Beweidung mit Wildpferden Beweidung mit Wildpferden: Koniks machen Urlaub vom Rödel

Grosswilsdorf - „Die Koniks sind weg, aber wohin?“, lauteten in den vergangenen Tagen und Wochen Anfragen an unsere Zeitung. Darunter Menschen, die Schlimmstes vermuten. Auch, weil zum Teil größere Schäden an den Umzäunungen auf dem Hochplateau nahe Großwilsdorf festzustellen sind. Aber auch einige Ausflügler, wie etwa unsere vielen „Heimat-Entdecker“, die die bereits recht warmen Tage für einen Besuch bei den Wildpferden auf dem Rödel nutzten, wandten sich an Tageblatt/MZ.
Also, was ist nun mit ihnen, den Koniks? „Sie machen Rödel-Winterpause“, scherzt Heinz Bley und lässt da schon durchblicken, dass es den Tieren gut geht. Bley ist Geschäftsführer der Agrar GmbH Crawinkel - dem Thüringer Crawinkel wohlgemerkt, gelegen zwischen Gotha und Ilmenau. Sein extensiv wirtschaftender Grünlandbetrieb ist unter anderem für die Wildpferde auf dem Rödel zuständig. „Und die befinden sich derzeit auf der Winterkoppel auf unserem Firmengelände hier im mittleren Thüringer Wald“, wie Bley auf Anfrage unserer Zeitung verrät.
Der Winterurlaub vom Rödel ist dabei keineswegs obligatorisch. „Es ist das erste Mal, dass wir zu dieser Maßnahme greifen mussten.

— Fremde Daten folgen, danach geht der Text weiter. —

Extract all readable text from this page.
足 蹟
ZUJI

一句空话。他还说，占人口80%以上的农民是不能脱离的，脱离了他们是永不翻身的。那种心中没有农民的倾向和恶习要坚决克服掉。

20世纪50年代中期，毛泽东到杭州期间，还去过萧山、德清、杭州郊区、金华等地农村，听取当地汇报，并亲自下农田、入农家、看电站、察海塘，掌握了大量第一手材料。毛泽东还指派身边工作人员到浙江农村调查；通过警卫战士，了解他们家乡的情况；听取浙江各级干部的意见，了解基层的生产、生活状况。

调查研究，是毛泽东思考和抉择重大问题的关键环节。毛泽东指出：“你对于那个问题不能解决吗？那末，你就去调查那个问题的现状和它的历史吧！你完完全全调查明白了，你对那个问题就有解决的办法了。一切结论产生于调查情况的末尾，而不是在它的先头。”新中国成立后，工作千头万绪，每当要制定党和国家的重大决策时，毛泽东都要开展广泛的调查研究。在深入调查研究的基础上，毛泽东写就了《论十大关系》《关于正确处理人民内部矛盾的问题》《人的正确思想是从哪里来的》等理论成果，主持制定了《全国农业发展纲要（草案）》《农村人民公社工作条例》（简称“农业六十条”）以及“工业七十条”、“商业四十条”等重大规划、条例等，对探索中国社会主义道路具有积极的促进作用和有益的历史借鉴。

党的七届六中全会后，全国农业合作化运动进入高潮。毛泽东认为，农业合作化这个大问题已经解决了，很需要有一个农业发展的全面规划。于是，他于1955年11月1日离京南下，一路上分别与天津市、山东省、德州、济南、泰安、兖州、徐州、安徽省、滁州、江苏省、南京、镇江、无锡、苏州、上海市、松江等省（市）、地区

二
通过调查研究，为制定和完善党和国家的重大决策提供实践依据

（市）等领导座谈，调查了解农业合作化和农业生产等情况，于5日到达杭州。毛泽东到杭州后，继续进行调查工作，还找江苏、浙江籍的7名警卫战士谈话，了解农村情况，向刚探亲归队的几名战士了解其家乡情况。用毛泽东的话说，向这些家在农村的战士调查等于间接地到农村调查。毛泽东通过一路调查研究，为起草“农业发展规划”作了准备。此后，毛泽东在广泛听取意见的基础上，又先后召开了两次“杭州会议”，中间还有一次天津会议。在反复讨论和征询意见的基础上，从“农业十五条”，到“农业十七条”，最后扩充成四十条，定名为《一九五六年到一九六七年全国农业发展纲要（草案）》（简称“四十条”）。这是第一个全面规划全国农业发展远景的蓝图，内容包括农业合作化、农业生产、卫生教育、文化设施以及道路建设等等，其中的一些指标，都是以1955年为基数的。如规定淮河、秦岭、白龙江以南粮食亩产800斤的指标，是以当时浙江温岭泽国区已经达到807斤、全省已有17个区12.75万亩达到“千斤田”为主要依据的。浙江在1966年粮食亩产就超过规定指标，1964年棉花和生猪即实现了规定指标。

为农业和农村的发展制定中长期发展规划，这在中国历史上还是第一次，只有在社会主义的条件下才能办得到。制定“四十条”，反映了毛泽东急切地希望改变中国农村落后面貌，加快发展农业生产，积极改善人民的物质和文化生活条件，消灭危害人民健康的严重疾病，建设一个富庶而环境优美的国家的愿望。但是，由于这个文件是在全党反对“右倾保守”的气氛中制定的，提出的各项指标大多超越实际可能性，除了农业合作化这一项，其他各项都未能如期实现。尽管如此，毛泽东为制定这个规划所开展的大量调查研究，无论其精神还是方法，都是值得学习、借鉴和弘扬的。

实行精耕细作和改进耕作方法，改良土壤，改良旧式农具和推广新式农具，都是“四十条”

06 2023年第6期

Aber die Dürreschäden aus dem extrem trockenen Sommer 2018 sind einfach zu groß gewesen“, erklärt der Geschäftsführer. Die Tiere würden nicht genügend Futter finden. 20 Stück waren es, die vom Hochplateau bei Großwilsdorf abgezogen wurden. Lange nicht die einzigen Wildpferde, die Bley mit seinem Unternehmen betreut. „Wir haben insgesamt um die 400 Wildpferde, die meisten im Thüringer Wald, aber auch welche im Zeitzer Forst oder nahe Großkayna.“ Und alle mussten nun auf die Winterkoppel? „Nein, nein“, sagt Bley. „Nur von den Weideflächen, wo die Dürre extreme Schäden verursacht hat.“
Den Tieren gehe es sehr gut. Bley rechnet damit, dass sie im April oder Mai zurück auf den Rödel gebracht werden. Wie viele genau, werde man sehen. Genau wie die Aufteilung nach männlichen und weiblichen Exemplaren, Fohlen und Jungtieren.
Erstmals ausgesetzt worden sind Wildpferde auf dem Rödel im Jahr 2009. Damals waren es 27. Ein Projekt, dem nicht alle Beobachter von vornherein positiv gegenüber standen. Mit der Zeit wurde ein Besuch der Tiere aber zum beliebten Ausflugsziel. Und auch der eigentliche Zweck wird erfüllt. Sollen die Koniks (Polnisch: Pferdchen), eine Ponyrasse aus dem mittel- und osteuropäischen Raum, doch die Verbuschung der artenreichen Trockenrasen-Biotope verhindern. Und das gelingt, wie das Projekt begleitende Wissenschaftler festgestellt haben. Die Weidefläche für die Konik-Herde ist weiträumig eingezäunt, Wanderern aber mittels Durchlässen zugänglich. Damit wurde ein Kritikpunkt entschärft. War doch vor dem Aussetzen der Koniks befürchtet worden, der Rödel würde wieder zum Sperrgebiet werden. So wie einst, als das sowjetische Militär das Gelände in Besitz genommen hatte. 1992 waren dann die letzten Panzer der GUS-Truppen vom einstigen Übungsplatz auf dem Rödel verschwunden. Doch das hatte damals für die Natur nicht nur positive Folgen. Eine gelegentliche Beweidung mit Schafen habe den aufkommenden Gehölzen und der Übermacht der Gräser nicht ausreichend entgegenwirken können, stellte einst Sabine Tischew, Professorin für Vegetationskunde und Landschaftsökologie an der Hochschule Anhalt, fest. Sie sieht im Rödel einen „Hotspot der Artenvielfalt“.
Zu den „Heimat-Entdeckern“, die jüngst auf dem Rödel waren, zählten die Naumburger Lars Forker und Gerd Henschel. Ihren Ausflug bezeichneten sie jedoch keineswegs als umsonst. Henschel schickte Bilder vom Panorama der Domstadt. „Der Ausblick entschädigt für die ’weggelaufenen’ Wildpferde“, meinte der 64-jährige Berufsschullehrer.